Question on Ext for finite dimensional algebras Given a finite dimensional non-Gorenstein algebra $A$, do we have $Ext^i(D(A),A) \neq 0$ for infinitely many $i$? (We can assume A is local or commutative if that helps).
All I can show is that such algebras would be pretty exotic when this holds only for finitely many i.
 A: My modules are right modules.
Let $M$ be a non-projective module for a self-injective algebra $B$ such that $\text{Ext}^i_B(M,M)=0$ for $i>t$ (i.e., what you've called a "strange" module in some recent questions). Let
$$A=\pmatrix{k&M\\0&B}.$$
Then $A$ is not Gorenstein, as it has a one-dimensional injective module with infinite projective dimension, and according to my calculations, $\text{Ext}^i_A(DA,A)=0$ for $i>t+1$.

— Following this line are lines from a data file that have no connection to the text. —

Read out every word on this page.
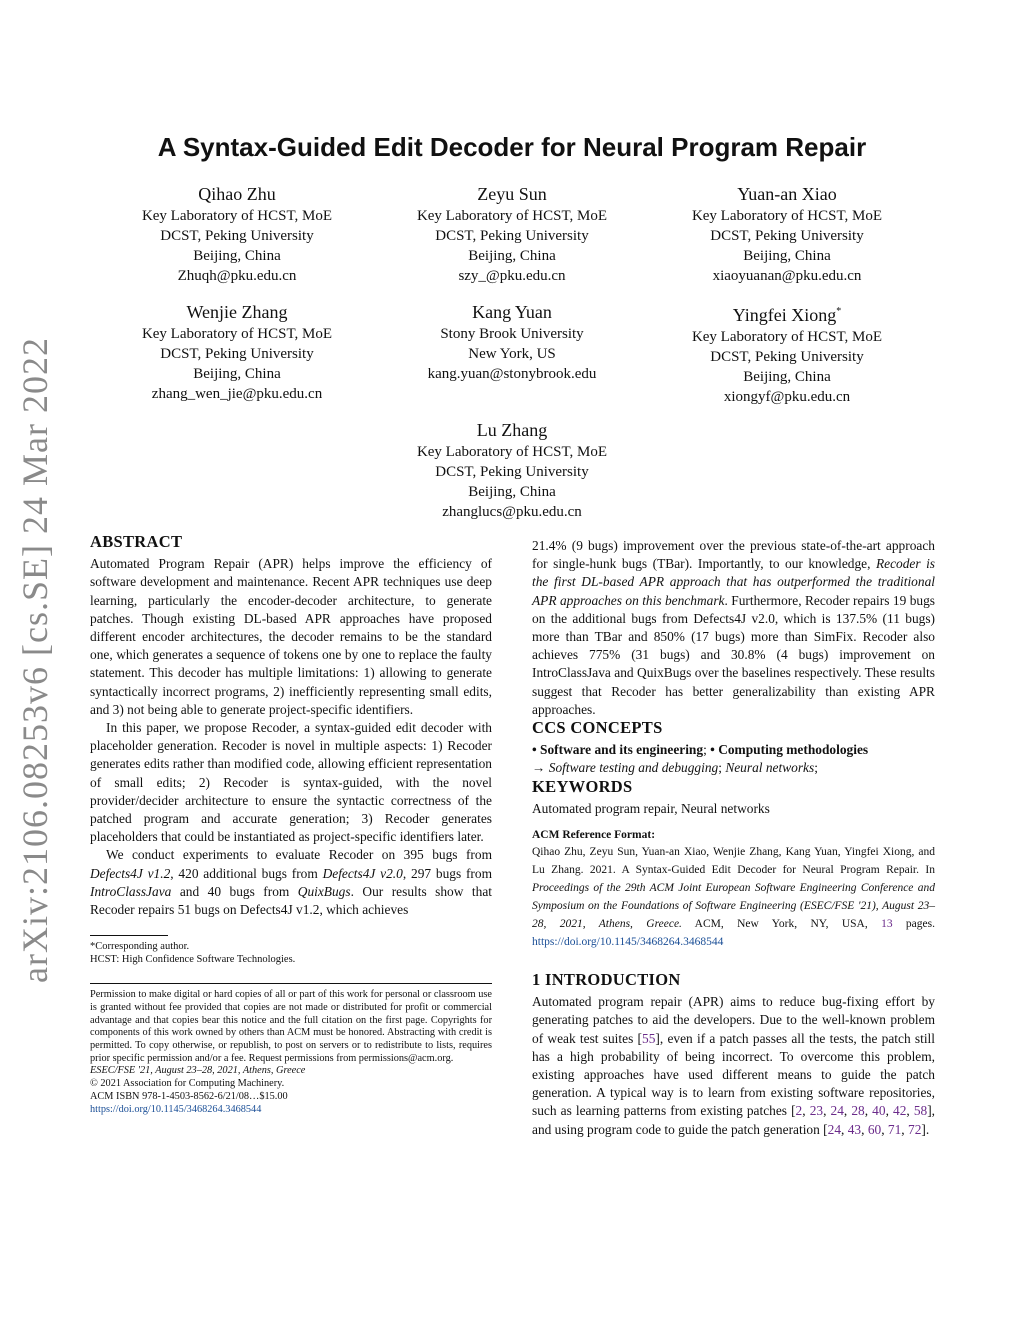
arXiv:2106.08253v6 [cs.SE] 24 Mar 2022
A Syntax-Guided Edit Decoder for Neural Program Repair
Qihao Zhu
Key Laboratory of HCST, MoE
DCST, Peking University
Beijing, China
Zhuqh@pku.edu.cn
Zeyu Sun
Key Laboratory of HCST, MoE
DCST, Peking University
Beijing, China
szy_@pku.edu.cn
Yuan-an Xiao
Key Laboratory of HCST, MoE
DCST, Peking University
Beijing, China
xiaoyuanan@pku.edu.cn
Wenjie Zhang
Key Laboratory of HCST, MoE
DCST, Peking University
Beijing, China
zhang_wen_jie@pku.edu.cn
Kang Yuan
Stony Brook University
New York, US
kang.yuan@stonybrook.edu
Yingfei Xiong*
Key Laboratory of HCST, MoE
DCST, Peking University
Beijing, China
xiongyf@pku.edu.cn
Lu Zhang
Key Laboratory of HCST, MoE
DCST, Peking University
Beijing, China
zhanglucs@pku.edu.cn
ABSTRACT

Automated Program Repair (APR) helps improve the efficiency of software development and maintenance. Recent APR techniques use deep learning, particularly the encoder-decoder architecture, to generate patches. Though existing DL-based APR approaches have proposed different encoder architectures, the decoder remains to be the standard one, which generates a sequence of tokens one by one to replace the faulty statement. This decoder has multiple limitations: 1) allowing to generate syntactically incorrect programs, 2) inefficiently representing small edits, and 3) not being able to generate project-specific identifiers.

In this paper, we propose Recoder, a syntax-guided edit decoder with placeholder generation. Recoder is novel in multiple aspects: 1) Recoder generates edits rather than modified code, allowing efficient representation of small edits; 2) Recoder is syntax-guided, with the novel provider/decider architecture to ensure the syntactic correctness of the patched program and accurate generation; 3) Recoder generates placeholders that could be instantiated as project-specific identifiers later.

We conduct experiments to evaluate Recoder on 395 bugs from Defects4J v1.2, 420 additional bugs from Defects4J v2.0, 297 bugs from IntroClassJava and 40 bugs from QuixBugs. Our results show that Recoder repairs 51 bugs on Defects4J v1.2, which achieves

*Corresponding author.
HCST: High Confidence Software Technologies.
Permission to make digital or hard copies of all or part of this work for personal or classroom use is granted without fee provided that copies are not made or distributed for profit or commercial advantage and that copies bear this notice and the full citation on the first page. Copyrights for components of this work owned by others than ACM must be honored. Abstracting with credit is permitted. To copy otherwise, or republish, to post on servers or to redistribute to lists, requires prior specific permission and/or a fee. Request permissions from permissions@acm.org.
ESEC/FSE '21, August 23–28, 2021, Athens, Greece
© 2021 Association for Computing Machinery.
ACM ISBN 978-1-4503-8562-6/21/08…$15.00
https://doi.org/10.1145/3468264.3468544

21.4% (9 bugs) improvement over the previous state-of-the-art approach for single-hunk bugs (TBar). Importantly, to our knowledge, Recoder is the first DL-based APR approach that has outperformed the traditional APR approaches on this benchmark. Furthermore, Recoder repairs 19 bugs on the additional bugs from Defects4J v2.0, which is 137.5% (11 bugs) more than TBar and 850% (17 bugs) more than SimFix. Recoder also achieves 775% (31 bugs) and 30.8% (4 bugs) improvement on IntroClassJava and QuixBugs over the baselines respectively. These results suggest that Recoder has better generalizability than existing APR approaches.

CCS CONCEPTS

• Software and its engineering; • Computing methodologies
→ Software testing and debugging; Neural networks;

KEYWORDS

Automated program repair, Neural networks

ACM Reference Format:

Qihao Zhu, Zeyu Sun, Yuan-an Xiao, Wenjie Zhang, Kang Yuan, Yingfei Xiong, and Lu Zhang. 2021. A Syntax-Guided Edit Decoder for Neural Program Repair. In Proceedings of the 29th ACM Joint European Software Engineering Conference and Symposium on the Foundations of Software Engineering (ESEC/FSE '21), August 23–28, 2021, Athens, Greece. ACM, New York, NY, USA, 13 pages. https://doi.org/10.1145/3468264.3468544

1 INTRODUCTION

Automated program repair (APR) aims to reduce bug-fixing effort by generating patches to aid the developers. Due to the well-known problem of weak test suites [55], even if a patch passes all the tests, the patch still has a high probability of being incorrect. To overcome this problem, existing approaches have used different means to guide the patch generation. A typical way is to learn from existing software repositories, such as learning patterns from existing patches [2, 23, 24, 28, 40, 42, 58], and using program code to guide the patch generation [24, 43, 60, 71, 72].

An $A$-module is a "row vector" $\pmatrix{V&X}$, where $V$ is a vector space and $X$ a $B$-module, together with a $B$-module map $V\otimes_kM\to X$.
$DA$ is the direct sum of two injectives $I_1=\pmatrix{k&0}$ and $I_2=\pmatrix{DM&DB}$ corresponding to the columns of $A$. 
If 
$$\dots P_1\to P_0\to M\to0$$ 
is a $B$-projective resolution of $M$, then
$$\dots\pmatrix{0&P_1}\to\pmatrix{0&P_0}\to\pmatrix{k&M}\to\pmatrix{k&0}\to0$$
is an $A$-projective resolution of $I_1$, and so 
$$\text{Ext}^{i+1}_A(I_1,A)=\text{Ext}^i_B(M,M\oplus B)$$
for $i>1$, which is zero for $i>t$ by the assumptions on $B$ and $M$.
There is a short exact sequence
$$0\to\pmatrix{0&DB}\to I_2\to\pmatrix{DM&0}\to0.$$
The last term is a direct sum of copies of $I_1$, and the first term is a projective $A$-module, so the $\text{Ext}^*_A(-,A)$ long exact sequence gives $\text{Ext}^i_A(I_2,A)=0$ for $i>t+1$.